Today I want to talk about why life is a bitch. As much as I love my blog to be all "shiny, happy people", recently I have felt shitty, uninspired and emotional. Today I'm feeling less "makeover" and more "make sense of why you feel like crap". So here's me, holding up the mirror to my life in an attempt to make sense of why I just fugly cried into my porridge...
- I'm feeling ill and under the weather and I have mouth ulcers the size of space ships invading my gums and tonsils.
- I'm getting over a stomach bug that made me SO bloated that I looked like I was about to give birth to triplets.
- Last week work was stressful as hell...
- ...And being stuck in the office by myself was lonely.
- I miss my uni/London friends a lot.
- The thought of having a desk job until I die fills me with dread.
- I'm not feeling body confident due to illness, bad roots, eyebags and not enough gym sessions.
- My boyfriend's stress is rubbing off on me, but I still want to be the caring, listening girlfriend.
- I'm tormenting myself about not knowing what I wanna do as a career yet.
- Living at home makes me feel rubbish but I'm keen to save money for a flat/travelling.
Seeing these things written down, I can understand why a culmination of stress and emotion has come bubbling up to the surface.

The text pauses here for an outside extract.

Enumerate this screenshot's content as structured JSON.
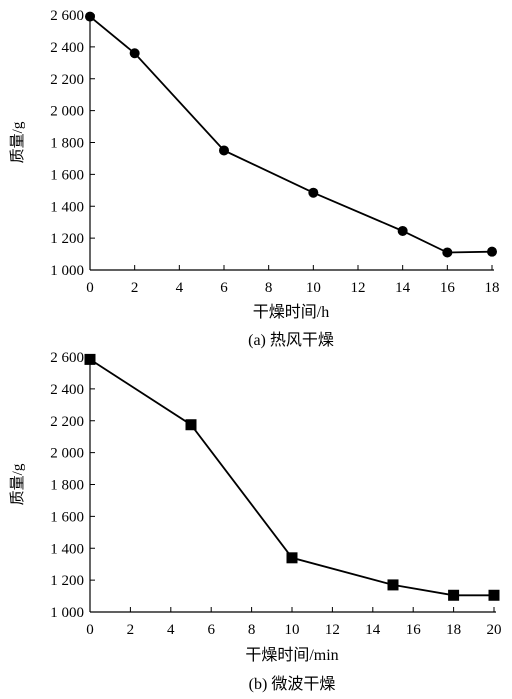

You grin and bare life until BAM. You're run down. And then BAM. You're ugling crying in your kitchen. The only conclusion I can logically draw is that adult life is a little bitch.
Generally I'm an optimistic and happy person, so I find it hard to recognise and accept when I feel stressed and shitty. I like to be productive and see people and do things. And I forget that we all have totally shit times and that's normal. Sometimes, you need to stop being there for everyone else and just be there for yourself. Recognise when you need to recharge the batteries and have an ugly cry to make yourself feel better.
L I F E I S A B I T C H. But you'll deal with it - you always do.